Non. Le Canada n’a pas d’impôt sur les successions ni sur l’héritage. Au lieu de cela, une disposition réputée au décès vous traite généralement comme ayant vendu vos biens en immobilisation à leur juste valeur marchande, ce qui peut déclencher un impôt sur le gain en capital sur des biens comme un chalet ou un portefeuille. Comment cela s’applique à vous est une question pour un fiscaliste qualifié.
Pourquoi mes héritiers pourraient-ils être forcés de vendre le chalet ?
La disposition réputée peut créer une facture d’impôt sur le gain en capital sur le chalet, et contrairement à une résidence principale, il peut ne pas être à l’abri. Comme un chalet est illiquide, si la succession manque de liquidités pour payer l’impôt, le liquidateur pourrait devoir vendre la propriété pour les réunir — le résultat même que les familles veulent éviter. L’assurance vie peut fournir ces liquidités.
Comment l’assurance vie aide-t-elle à payer l’impôt au décès ?

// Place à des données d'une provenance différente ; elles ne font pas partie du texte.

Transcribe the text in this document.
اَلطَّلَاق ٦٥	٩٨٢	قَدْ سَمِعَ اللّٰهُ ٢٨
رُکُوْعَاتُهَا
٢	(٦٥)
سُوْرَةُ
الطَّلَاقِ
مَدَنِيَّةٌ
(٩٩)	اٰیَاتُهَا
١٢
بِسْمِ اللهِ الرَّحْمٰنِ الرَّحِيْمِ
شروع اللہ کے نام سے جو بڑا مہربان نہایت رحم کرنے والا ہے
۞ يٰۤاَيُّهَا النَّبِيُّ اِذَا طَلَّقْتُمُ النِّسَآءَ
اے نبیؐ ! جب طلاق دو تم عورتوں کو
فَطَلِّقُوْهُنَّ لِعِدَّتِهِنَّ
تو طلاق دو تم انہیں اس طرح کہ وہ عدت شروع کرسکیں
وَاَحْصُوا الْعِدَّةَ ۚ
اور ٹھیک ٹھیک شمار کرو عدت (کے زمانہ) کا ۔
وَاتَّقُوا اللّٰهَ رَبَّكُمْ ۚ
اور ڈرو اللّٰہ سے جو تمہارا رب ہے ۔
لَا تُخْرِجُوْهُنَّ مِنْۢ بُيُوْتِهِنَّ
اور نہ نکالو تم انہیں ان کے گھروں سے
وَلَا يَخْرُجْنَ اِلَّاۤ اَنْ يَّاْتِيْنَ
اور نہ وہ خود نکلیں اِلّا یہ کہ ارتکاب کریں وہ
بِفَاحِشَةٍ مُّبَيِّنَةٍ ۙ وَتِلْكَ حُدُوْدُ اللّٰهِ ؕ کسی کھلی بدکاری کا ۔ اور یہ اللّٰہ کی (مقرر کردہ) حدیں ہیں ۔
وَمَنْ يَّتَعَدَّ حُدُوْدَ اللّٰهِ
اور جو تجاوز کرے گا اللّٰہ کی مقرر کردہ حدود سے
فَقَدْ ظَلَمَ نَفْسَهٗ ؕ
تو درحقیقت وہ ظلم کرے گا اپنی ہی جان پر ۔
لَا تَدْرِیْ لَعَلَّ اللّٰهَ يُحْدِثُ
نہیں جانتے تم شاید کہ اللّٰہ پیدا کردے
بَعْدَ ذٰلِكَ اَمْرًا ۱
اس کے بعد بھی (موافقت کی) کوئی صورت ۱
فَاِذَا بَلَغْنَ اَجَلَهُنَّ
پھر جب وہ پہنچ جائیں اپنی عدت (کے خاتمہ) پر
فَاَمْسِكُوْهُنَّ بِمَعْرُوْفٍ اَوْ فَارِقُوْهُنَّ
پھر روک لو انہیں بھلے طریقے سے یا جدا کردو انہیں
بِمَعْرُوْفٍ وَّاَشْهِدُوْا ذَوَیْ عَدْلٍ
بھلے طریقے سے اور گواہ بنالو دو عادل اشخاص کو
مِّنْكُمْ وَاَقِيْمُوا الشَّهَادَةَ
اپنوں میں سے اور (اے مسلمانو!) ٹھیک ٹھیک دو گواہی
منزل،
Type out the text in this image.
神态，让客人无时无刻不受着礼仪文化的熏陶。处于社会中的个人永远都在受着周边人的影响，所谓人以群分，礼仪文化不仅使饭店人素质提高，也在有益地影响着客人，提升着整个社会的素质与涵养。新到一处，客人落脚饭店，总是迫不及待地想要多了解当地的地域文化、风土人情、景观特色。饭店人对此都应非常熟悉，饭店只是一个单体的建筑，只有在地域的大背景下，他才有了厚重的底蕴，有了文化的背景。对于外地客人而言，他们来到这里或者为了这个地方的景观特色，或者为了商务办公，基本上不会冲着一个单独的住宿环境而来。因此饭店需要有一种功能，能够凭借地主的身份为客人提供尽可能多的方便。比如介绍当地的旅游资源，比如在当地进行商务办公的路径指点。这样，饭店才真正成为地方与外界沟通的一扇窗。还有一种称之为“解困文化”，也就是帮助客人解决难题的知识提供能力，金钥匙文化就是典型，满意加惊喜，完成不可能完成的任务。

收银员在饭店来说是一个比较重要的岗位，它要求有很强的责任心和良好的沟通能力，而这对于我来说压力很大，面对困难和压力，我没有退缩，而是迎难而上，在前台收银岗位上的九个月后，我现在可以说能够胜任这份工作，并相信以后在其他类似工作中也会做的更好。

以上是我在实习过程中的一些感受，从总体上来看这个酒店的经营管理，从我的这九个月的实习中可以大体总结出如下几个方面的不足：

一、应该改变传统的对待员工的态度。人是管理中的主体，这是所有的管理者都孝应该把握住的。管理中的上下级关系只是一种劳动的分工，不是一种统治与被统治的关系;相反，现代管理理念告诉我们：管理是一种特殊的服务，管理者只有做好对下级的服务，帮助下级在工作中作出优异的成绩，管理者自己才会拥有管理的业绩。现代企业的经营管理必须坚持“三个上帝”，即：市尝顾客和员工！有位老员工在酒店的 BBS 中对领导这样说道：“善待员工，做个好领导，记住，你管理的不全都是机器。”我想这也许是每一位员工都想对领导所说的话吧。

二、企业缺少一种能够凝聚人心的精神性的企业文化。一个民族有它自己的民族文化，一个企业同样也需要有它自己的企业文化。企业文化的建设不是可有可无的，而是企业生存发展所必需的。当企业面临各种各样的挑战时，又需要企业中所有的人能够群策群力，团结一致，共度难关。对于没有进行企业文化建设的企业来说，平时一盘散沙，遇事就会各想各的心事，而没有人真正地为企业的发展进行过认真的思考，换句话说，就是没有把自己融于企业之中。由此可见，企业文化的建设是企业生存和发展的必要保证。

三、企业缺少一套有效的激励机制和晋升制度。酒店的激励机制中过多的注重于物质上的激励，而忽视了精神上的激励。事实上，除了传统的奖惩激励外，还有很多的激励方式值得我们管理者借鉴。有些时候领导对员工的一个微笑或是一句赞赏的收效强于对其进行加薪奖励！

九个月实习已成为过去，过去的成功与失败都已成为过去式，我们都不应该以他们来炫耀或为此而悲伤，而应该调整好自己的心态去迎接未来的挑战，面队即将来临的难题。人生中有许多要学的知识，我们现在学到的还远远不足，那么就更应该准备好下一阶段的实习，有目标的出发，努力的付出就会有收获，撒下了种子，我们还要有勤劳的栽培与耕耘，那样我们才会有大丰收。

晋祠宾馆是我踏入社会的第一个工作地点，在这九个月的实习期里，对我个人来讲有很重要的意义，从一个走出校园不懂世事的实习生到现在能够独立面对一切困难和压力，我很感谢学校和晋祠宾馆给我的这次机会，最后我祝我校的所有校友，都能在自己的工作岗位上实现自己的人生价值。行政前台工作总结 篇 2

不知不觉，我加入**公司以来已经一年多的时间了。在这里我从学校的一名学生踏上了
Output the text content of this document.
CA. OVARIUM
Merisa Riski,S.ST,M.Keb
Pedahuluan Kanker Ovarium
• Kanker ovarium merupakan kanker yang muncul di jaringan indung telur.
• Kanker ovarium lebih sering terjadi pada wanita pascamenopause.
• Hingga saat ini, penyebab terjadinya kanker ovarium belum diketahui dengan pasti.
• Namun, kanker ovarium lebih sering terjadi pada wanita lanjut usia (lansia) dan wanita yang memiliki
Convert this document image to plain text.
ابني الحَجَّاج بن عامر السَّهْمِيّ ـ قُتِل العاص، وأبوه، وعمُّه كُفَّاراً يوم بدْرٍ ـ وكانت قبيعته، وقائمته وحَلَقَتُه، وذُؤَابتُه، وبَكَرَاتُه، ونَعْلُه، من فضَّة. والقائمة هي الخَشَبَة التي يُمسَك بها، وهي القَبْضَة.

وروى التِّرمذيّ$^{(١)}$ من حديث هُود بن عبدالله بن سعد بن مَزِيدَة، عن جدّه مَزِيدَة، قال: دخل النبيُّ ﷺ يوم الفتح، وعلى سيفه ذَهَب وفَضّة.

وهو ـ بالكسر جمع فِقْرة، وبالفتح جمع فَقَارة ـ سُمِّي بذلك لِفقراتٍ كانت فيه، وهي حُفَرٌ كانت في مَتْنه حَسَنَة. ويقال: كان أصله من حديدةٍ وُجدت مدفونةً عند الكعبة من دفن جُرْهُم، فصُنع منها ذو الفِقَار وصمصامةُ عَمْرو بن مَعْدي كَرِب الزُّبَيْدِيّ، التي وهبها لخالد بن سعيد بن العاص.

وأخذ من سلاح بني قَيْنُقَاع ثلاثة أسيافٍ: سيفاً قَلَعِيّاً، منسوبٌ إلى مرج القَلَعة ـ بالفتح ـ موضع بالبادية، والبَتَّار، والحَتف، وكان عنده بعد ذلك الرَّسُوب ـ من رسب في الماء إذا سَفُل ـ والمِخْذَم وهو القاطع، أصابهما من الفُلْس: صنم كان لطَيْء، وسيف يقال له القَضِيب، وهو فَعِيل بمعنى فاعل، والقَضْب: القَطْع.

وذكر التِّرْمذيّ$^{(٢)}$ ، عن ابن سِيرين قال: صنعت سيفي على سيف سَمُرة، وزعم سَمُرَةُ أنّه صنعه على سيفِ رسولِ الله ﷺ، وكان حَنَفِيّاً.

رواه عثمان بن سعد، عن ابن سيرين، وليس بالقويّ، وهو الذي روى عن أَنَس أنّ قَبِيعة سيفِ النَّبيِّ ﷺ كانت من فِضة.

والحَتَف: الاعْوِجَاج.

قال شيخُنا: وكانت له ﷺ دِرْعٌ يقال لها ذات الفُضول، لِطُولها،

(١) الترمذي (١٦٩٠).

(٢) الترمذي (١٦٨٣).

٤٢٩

Un capital-décès est généralement reçu en franchise d’impôt par un bénéficiaire désigné et verse exactement au moment où l’impôt devient exigible, permettant à la succession de régler l’impôt sur le gain en capital sans vendre l’actif. Le montant, le type de police et la structure de propriété devraient être planifiés avec un professionnel d’assurance autorisé, un fiscaliste qualifié et un avocat ou un notaire.
Le versement de l’assurance vie est-il lui-même imposable ?
Un capital-décès versé à un bénéficiaire désigné est généralement reçu en franchise d’impôt au Canada et passe à l’extérieur de la succession. Mais la façon dont la police est détenue et le bénéficiaire désigné influe sur le résultat fiscal et successoral — et le Québec a ses propres particularités sous le Code civil. Confirmez la fiscalité avec un fiscaliste qualifié et la structure avec un avocat ou un notaire.